Private equity firms Colony Capital and Eurazeo are to raise their combined stake in Accor to 30%, having already passed through the 15% threshold.
Both are promising not to seek control but Eurazeo wants to join Colony in having board representation.
In its presentation of its own strategy, Eurazeo heaped praise on Accor, describing the company's management as having successfully implemented "a clear and ambitious strategy".
In particular, Eurazeo singled out the refocusing on the hotel and services segment and the asset right plan to reduce volatility.
It said that Accor had an attractive valuation that does not reflect Accor's quality and upside value potential.
The extent of how under valued Accor is, according to Eurazeo, was made explicit in the investment objective it outlined for the cash it is using to buy the stake. The holding is for five years and is expected to deliver a return in excess of 15% on leverage of 50%.
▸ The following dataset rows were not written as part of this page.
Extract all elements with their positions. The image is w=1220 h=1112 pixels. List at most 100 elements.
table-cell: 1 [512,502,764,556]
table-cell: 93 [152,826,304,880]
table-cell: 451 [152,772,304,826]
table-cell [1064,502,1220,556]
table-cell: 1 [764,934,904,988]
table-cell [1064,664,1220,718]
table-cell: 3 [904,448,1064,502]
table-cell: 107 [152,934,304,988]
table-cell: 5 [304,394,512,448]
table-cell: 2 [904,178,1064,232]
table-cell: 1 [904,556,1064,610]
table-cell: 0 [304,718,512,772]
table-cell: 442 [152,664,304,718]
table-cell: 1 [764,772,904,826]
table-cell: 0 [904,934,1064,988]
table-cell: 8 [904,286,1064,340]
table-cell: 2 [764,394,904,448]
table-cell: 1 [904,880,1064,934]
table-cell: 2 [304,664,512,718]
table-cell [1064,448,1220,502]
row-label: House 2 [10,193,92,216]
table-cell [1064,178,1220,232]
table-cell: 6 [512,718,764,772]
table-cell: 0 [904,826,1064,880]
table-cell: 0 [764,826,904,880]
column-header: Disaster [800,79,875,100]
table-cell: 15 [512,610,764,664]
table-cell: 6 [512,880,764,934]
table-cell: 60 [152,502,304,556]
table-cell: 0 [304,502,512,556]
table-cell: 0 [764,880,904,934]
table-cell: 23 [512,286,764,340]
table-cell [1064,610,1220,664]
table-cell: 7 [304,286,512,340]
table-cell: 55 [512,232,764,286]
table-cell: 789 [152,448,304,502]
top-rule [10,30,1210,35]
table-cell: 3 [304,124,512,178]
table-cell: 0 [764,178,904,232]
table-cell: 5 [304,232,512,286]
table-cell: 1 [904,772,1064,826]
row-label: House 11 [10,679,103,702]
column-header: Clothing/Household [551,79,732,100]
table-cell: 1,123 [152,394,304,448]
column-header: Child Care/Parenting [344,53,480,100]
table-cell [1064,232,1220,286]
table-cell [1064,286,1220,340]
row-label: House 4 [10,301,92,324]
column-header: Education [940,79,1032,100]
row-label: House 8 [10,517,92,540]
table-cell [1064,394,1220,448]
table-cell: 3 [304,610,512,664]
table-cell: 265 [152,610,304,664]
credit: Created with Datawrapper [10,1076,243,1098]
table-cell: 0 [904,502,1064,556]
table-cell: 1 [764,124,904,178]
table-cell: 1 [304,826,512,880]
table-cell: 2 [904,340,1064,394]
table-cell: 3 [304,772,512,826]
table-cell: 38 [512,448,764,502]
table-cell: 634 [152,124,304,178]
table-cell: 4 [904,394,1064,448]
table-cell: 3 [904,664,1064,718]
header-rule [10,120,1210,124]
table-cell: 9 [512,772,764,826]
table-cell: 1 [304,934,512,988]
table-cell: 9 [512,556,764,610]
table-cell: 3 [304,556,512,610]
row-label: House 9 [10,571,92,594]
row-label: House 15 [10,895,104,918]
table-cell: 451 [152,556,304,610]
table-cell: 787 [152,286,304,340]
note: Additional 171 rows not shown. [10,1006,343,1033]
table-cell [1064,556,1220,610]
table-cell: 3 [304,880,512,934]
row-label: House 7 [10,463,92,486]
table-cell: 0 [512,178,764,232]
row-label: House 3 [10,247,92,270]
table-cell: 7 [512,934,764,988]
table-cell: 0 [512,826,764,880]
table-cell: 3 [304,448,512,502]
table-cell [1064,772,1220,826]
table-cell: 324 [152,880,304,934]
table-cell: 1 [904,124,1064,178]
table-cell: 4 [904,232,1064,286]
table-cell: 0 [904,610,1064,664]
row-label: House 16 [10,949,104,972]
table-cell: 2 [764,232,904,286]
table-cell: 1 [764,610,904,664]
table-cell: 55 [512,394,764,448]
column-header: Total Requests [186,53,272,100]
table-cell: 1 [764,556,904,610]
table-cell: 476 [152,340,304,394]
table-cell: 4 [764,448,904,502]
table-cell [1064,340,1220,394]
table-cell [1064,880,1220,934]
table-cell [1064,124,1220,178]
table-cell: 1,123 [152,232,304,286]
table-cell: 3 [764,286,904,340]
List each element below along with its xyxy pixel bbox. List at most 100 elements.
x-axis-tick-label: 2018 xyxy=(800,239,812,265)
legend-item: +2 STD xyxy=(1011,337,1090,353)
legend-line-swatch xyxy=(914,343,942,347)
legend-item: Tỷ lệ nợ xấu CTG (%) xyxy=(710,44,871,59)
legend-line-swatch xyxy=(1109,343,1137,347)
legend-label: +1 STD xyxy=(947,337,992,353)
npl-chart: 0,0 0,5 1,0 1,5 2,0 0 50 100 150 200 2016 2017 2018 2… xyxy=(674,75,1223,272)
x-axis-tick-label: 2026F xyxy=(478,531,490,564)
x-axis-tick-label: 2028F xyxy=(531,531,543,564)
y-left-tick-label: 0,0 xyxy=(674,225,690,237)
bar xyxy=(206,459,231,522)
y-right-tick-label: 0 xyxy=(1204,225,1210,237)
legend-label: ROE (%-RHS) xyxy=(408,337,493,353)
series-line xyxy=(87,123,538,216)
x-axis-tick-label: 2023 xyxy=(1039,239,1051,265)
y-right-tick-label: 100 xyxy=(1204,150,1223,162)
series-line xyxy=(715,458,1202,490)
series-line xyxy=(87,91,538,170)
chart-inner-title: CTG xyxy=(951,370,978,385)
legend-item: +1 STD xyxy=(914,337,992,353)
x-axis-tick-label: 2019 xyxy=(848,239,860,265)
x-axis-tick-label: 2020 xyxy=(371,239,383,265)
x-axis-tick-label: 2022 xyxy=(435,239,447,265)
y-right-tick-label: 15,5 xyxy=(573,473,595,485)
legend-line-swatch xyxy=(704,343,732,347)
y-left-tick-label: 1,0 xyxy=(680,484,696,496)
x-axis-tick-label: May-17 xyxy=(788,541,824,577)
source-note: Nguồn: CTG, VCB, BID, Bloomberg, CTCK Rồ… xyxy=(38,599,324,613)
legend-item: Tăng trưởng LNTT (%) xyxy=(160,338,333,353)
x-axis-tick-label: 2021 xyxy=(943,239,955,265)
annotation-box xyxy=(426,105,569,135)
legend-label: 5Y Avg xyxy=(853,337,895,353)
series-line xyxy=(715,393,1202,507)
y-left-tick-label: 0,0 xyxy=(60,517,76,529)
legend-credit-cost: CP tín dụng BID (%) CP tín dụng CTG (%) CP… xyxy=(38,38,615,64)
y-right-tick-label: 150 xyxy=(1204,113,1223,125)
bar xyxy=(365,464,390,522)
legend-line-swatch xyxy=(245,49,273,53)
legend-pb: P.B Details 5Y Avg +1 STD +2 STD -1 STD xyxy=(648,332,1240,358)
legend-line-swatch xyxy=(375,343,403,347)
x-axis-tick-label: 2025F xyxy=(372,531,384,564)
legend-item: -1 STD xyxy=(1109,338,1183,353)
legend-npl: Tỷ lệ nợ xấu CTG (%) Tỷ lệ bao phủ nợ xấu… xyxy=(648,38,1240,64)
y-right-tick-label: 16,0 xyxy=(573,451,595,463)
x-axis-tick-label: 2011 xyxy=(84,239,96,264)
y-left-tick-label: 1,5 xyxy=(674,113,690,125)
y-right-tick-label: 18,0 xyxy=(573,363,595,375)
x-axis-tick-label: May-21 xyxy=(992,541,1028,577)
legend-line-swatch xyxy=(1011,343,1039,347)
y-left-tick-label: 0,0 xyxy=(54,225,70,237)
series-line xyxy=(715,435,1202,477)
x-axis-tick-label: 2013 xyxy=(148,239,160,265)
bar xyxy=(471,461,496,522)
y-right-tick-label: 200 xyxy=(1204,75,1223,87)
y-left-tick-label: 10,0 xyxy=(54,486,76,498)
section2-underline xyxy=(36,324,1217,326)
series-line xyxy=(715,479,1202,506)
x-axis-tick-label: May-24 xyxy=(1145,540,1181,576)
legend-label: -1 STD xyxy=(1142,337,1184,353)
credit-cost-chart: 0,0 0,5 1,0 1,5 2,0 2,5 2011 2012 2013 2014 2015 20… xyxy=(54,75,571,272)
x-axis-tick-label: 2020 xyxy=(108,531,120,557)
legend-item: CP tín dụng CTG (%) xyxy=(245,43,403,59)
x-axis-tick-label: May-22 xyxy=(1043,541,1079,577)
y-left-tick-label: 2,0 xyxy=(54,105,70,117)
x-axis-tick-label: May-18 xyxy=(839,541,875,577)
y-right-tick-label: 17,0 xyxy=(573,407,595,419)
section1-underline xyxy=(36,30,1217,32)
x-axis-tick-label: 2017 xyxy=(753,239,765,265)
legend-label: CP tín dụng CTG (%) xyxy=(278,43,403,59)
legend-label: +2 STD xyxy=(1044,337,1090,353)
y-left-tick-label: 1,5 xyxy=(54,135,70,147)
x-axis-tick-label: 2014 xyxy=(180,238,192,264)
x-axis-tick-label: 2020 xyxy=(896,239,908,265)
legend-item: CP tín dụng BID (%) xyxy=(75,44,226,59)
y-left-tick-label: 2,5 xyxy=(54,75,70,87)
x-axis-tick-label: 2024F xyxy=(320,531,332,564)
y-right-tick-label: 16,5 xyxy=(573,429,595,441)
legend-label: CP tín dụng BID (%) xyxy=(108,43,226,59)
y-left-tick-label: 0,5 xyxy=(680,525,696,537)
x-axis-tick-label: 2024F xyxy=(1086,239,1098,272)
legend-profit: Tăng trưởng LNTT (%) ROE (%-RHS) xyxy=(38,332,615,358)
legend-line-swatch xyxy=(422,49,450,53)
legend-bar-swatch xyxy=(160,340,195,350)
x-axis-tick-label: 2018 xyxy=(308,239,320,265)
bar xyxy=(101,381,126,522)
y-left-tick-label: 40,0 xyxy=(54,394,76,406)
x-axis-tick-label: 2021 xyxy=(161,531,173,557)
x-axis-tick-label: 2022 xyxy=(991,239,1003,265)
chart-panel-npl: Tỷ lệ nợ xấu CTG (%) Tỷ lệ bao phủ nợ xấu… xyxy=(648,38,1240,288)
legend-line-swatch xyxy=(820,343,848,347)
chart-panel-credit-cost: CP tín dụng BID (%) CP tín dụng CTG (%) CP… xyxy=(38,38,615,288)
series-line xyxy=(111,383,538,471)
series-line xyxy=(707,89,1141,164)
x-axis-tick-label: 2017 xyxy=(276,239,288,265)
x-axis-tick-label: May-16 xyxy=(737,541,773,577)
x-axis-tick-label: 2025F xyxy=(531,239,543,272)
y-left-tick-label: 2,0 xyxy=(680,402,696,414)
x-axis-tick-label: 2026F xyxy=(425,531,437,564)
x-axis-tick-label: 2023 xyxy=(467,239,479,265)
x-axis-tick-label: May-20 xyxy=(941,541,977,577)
Accor's board reacted to the news by issuing a statement that called for Eurazeo and Colony to "expressly confirm their support for Accor's expansion strategy" and "demonstrate commitment through a long-term stability pact to guarantee that their increased equity interest will not lead to a de facto takeover" before it will accede to Eurazeo's request for board representation.
The Eurazeo presentation made its support for the board's strategy pretty clear. And the agreement between Eurazeo and Colony includes a two-year lock-up and right of first refusal should either party decide to sell. In addition, the stake increase is capped at 33.3% of capital and voting rights and the agreement is for five years.
There was a 1.1% bump in Accor's share price on the day of the announcements (Monday) although Eurazeo's was up 3.2%, which seems paradoxical.
As well as highlighting the value in Accor, Eurazeo's move is likely to increase pressure on what is the world's most valuable quoted hotel group by enterprise value to divest more property.
With perfect timing, Accor announced on Tuesday that it had sold and leased back the Sofitel The Grand in Amsterdam for Eu60m with the buyer agreeing to finance renovation work of Eu32m.
Accor will run the hotel under a 25-year management contract and retain a 40% share in the owning company. The property will become part of the Sofitel Legend sub brand on completion of the renovation in June 2009, when it will join six other similarly designated Sofitels.